The exact mechanisms responsible for renovascular hypertension have long been debated. The immediate increase in blood pressure in renal artery stenosis results from release of renin from the stenotic kidney. This leads to increased formation of angiotensin II, which increases peripheral vascular resistance, plasma aldosterone, sodium retention, extracellular volume, and cardiac output ( Fig. 22.8 ). Blockade of angiotensin action in experimental models prevents the initial series of events and delays the development of renovascular hypertension indefinitely. Activation of the sympathetic nervous system also plays an important role in the pathogenesis of renovascular hypertension primarily via the renal afferent nerves. Both the peripheral and central aspects of the autonomic system are also under the influence of angiotensin II. If the increase in pressure restores renal perfusion pressure distal to the stenosis, most of these alterations return to baseline levels, with the exception of peripheral vascular resistance.

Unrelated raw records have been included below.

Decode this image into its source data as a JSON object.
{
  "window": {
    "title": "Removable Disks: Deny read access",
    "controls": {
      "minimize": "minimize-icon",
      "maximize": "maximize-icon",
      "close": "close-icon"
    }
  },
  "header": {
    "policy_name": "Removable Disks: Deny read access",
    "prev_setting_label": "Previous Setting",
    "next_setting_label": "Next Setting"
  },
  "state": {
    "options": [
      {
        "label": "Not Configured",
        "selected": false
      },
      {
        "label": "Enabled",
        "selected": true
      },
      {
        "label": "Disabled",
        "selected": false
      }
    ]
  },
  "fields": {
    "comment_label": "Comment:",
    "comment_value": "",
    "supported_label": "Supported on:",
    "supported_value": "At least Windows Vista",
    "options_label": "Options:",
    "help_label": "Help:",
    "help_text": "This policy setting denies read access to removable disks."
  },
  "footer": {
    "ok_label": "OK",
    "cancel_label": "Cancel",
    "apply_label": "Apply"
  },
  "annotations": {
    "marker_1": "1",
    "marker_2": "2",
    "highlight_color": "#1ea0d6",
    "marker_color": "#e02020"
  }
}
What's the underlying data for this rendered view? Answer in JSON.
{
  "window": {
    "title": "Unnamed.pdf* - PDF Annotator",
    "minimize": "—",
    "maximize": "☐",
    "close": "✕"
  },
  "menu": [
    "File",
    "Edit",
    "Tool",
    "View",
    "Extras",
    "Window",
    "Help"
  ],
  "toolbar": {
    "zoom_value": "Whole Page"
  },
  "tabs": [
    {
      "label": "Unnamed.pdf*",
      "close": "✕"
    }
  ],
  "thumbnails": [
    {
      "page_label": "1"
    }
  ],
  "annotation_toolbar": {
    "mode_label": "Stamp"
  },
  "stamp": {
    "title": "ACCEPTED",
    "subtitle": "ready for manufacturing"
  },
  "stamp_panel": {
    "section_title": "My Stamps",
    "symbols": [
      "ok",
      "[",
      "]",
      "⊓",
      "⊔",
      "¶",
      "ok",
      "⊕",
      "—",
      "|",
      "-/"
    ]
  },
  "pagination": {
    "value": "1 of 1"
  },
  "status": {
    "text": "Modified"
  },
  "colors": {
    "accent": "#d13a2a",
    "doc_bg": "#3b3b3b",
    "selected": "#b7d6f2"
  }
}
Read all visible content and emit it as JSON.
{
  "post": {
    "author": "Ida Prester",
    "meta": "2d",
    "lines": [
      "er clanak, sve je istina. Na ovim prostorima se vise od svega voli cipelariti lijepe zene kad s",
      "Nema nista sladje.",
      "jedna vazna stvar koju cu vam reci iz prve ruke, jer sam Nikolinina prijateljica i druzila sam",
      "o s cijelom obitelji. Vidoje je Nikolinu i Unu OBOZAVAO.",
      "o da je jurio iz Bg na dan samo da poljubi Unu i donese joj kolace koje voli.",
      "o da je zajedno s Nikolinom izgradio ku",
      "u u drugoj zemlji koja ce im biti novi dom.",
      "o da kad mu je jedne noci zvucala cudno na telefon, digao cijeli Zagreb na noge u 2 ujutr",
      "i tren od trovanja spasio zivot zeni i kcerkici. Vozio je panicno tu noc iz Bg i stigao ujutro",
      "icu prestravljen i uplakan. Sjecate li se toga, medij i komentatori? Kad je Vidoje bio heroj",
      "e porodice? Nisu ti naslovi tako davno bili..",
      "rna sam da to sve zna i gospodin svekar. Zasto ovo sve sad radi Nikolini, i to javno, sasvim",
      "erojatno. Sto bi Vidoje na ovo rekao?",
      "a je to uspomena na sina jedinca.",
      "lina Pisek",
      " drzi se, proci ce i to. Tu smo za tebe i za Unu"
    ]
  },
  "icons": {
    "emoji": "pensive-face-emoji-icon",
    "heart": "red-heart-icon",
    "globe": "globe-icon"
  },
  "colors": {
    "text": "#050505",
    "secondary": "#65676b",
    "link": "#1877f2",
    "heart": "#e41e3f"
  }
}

After the initial increase in activity from the renin-angiotensin system, maintenance of renovascular hypertension in 1K1C models depends mainly on volume expansion. In 2K1C models the interplay between plasma renin activity and extracellular volume is more complex. The contralateral kidney responds to the elevated systemic pressure by increasing sodium excretion (pressure natriuresis), an effect that tends to drive the blood pressure down and decrease perfusion pressure of the stenotic kidney. This effect again leads to an increase in renin release, which in turn elevates systemic blood pressure, and so forth. In high-grade renal artery stenosis, this cycle of events may induce extracellular volume depletion and renal failure. Although these features are consistently demonstrated in experimental models, human renovascular hypertension frequently has elements of both 1K and 2K pathophysiology, particularly when the function of the contralateral kidney is compromised.
It is important to recognize that activation of the systemic renin-angiotensin system is transient in renovascular hypertension. Circulating levels of plasma renin activity and angiotensin decrease after some time, despite sustained elevation of peripheral vascular resistance. This may be the result of both a “slow-response” to angiotensin II through which low levels of angiotensin have pressor actions and recruitment of additional mechanisms of vasoconstriction. The latter includes activation of vasoconstrictor lipoxygenase products, oxidative stress, and endothelin. Further increments in pressure result from an imbalance between vasoconstrictors and vasodilators, including decreased bioavailability of nitric oxide (NO). An important role is ascribed to dissociation between systemic blood pressure, extracellular volume, and inappropriate levels of angiotensin II. The complexity of these relationships partly explains the failure of measuring any single clinical pathway to predict blood pressure responses to renal revascularization.